Interesting to compare: from the Colorado Springs Gazette on June 29:

“The idea of wolves generates more emotion than does the idea of most other species of wildlife because wolf families are very much like human families,” said Koch, who also oversaw the Fish and Wildlife Service’s Mexican wolf recovery program in the Southwest the last two and a half years. “That accentuates either our love or our hate for wolves. We gravitate toward them because we see them as being like us or we recoil in fear because we fear they are like us.”
https://gazette.com/coloradans-asking-themselves-is-it-time-to-bring-back-wolves/article_fc9af11e-8eca-11e9-8e94-afb087dc52e0.html

4 years ago

That is a whole lot of propaganda Kiirk just regurgitated.
It is a proven fact that wolves kill pack members. That wolves kill cubs. That wolves will kill and eat each other after decimating their prey base. Wolves have been singled out because they are the most efficient killer out there and reproduce faster than coyotes. Other predators are only singled out when they are over populated which they are in many western states. It is not “fear” that hunters, Ranchers and rural people feel for the wolf. It’s the reality of wolves as they are as beautiful as they are destructive.
Kirk’s view on wolves is not based off reality or science.
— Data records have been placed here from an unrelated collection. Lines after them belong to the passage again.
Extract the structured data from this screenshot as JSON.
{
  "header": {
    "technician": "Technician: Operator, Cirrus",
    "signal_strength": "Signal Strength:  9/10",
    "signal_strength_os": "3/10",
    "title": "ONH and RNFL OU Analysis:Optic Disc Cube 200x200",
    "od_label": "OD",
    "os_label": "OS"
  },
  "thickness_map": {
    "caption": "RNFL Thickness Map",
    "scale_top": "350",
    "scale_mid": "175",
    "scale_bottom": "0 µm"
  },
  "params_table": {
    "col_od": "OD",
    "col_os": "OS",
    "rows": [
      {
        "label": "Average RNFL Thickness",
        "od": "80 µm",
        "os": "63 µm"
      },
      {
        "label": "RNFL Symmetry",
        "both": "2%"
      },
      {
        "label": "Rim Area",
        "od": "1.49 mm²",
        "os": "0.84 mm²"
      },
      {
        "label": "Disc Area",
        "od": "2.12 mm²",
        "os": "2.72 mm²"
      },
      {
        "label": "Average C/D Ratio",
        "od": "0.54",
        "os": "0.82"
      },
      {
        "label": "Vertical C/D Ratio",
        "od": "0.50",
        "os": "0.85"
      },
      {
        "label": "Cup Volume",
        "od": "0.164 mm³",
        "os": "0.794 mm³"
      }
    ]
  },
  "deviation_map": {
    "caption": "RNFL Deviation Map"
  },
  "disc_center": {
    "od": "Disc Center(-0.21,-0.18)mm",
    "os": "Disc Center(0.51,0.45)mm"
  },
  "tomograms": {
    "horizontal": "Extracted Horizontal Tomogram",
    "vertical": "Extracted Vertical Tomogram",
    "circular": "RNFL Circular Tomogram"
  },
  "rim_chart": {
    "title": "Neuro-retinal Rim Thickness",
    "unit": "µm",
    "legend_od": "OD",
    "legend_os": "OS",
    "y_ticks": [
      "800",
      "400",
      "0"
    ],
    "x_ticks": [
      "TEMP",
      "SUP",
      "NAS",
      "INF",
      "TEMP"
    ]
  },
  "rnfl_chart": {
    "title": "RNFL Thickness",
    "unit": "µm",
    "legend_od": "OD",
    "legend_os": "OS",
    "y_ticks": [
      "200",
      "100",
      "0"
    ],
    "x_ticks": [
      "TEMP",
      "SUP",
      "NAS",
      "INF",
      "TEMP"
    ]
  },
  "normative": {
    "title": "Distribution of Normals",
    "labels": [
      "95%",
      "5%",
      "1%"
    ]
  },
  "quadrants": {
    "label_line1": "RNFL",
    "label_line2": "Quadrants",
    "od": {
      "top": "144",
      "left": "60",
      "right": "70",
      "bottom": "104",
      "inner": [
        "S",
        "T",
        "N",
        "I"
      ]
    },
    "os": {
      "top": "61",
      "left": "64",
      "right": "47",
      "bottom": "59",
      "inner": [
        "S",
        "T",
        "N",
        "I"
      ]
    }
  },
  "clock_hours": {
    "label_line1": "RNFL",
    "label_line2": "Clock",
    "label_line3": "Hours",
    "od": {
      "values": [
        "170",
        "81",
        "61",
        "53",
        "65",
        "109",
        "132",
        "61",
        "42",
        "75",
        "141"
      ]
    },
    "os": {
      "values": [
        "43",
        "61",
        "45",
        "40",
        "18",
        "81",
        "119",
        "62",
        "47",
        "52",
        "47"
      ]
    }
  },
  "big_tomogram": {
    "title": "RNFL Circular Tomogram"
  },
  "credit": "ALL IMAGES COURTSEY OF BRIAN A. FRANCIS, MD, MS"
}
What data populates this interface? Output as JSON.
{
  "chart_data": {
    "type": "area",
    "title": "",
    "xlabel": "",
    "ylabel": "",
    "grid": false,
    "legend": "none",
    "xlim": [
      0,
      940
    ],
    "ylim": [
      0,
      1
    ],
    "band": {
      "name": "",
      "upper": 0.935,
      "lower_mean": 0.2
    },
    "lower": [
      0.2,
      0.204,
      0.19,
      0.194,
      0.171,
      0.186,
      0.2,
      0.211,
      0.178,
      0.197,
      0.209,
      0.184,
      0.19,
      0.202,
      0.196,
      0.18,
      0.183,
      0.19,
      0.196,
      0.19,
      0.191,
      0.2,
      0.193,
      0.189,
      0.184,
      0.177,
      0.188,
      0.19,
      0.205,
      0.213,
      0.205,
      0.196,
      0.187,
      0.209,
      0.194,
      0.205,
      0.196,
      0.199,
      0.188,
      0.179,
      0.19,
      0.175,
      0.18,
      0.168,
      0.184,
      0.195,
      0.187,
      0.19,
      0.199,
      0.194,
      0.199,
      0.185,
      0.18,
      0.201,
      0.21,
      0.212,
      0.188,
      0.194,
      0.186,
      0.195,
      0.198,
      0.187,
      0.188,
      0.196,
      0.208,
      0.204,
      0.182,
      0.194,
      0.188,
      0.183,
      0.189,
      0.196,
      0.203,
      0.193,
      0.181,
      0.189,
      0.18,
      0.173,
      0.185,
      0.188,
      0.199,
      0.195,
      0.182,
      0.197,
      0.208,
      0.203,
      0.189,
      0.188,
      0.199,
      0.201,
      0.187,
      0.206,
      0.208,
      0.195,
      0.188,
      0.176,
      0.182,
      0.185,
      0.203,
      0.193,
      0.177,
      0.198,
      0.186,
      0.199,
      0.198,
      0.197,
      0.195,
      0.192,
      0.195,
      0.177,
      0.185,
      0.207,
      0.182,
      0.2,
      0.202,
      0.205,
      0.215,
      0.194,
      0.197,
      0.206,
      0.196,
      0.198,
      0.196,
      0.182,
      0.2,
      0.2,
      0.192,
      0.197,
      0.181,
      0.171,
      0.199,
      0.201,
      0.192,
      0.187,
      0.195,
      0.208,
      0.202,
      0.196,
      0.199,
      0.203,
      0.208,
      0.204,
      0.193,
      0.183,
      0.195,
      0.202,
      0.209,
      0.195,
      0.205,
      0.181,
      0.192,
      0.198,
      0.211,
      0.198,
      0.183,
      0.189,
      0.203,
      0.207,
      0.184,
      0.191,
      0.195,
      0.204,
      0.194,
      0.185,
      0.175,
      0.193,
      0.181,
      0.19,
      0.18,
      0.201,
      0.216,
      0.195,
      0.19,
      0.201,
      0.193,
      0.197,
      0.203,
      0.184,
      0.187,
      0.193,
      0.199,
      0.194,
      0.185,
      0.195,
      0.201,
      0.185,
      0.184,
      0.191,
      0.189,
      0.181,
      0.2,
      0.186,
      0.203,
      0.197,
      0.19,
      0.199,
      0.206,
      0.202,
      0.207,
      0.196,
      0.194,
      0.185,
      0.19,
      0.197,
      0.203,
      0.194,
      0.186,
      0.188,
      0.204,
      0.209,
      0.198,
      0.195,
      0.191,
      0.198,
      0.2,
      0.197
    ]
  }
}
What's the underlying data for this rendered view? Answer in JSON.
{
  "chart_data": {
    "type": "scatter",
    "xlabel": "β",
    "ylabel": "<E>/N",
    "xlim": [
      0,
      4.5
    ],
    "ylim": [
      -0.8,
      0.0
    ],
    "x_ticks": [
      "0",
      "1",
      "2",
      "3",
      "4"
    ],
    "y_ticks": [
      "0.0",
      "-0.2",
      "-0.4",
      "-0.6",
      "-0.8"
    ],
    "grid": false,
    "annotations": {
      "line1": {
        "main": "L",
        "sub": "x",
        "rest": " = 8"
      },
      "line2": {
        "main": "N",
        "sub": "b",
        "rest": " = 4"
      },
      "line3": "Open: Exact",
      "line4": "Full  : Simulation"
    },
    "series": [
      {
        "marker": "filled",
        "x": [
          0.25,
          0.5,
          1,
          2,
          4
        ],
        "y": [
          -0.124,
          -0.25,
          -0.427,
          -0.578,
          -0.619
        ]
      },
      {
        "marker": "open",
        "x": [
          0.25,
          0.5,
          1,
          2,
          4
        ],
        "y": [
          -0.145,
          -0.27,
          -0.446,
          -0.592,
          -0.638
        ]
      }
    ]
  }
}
It is based off the fairy tale notion that some how wolves are some magical creature that balances nature with the help of all their predator friends.
Kirk’s love of the wolf is blinding him to reality and this hurts the wolves and wildlife science.

Connie Poten
4 years ago

Another reason is less interesting–the basic unattractive need people have for being superior to something else. Most wolf-haters are on a lower rung of society. Wolves threaten them because wolves are so intelligent, self-sufficient and exhibit a fine, well-knit society. Some people hate this because it shows how they are being left behind by today’s society. Long ago I worked on a story that included bear poaching in Tennessee, which was and probably still is, rampant. The people I talked to had been convicted of poaching bears. They called bears their brothers. They lived in a backwater, very poor, watching society move forward without them. They took their fear and rage out on the bears because they could. That meant someone was beneath them on the ladder.

Nathan
4 years ago

I think that another analysis might be helpful. Canines are often associated with “maleness” in human cultures while felines are often associated with the “feminine” principle. I remember reading that ranchers fear and loathe wolves more than mountain lions. The traditional rural male fears other men. The fact that a male wolf is a fellow male does not evince the kind of empathy that one would hope. Sadly, it is contrary and perhaps facing this lack of empathy from male humans to one another might help us treat wolves better. #brocialist

Helen McGinnis
4 years ago

I am a wolf advocate, but I’ve chosen to advocate cougar restoration in eastern North American because I have the impression that a great many people LOVE wolves passionately, as much as others HATE them. It amazes me that some wolf opponents mention public safety, when as few as two people have been killed by wolves in the US and Canada since 1900. I’m thinking people don’t like wolves because they prey on their livestock, especially cattle–much more than cougars do. Stockmen don’t like wolves, so they readily accept other assumed bad qualities, such as being dangerous humans. Maybe people love their dogs more than they love their cats.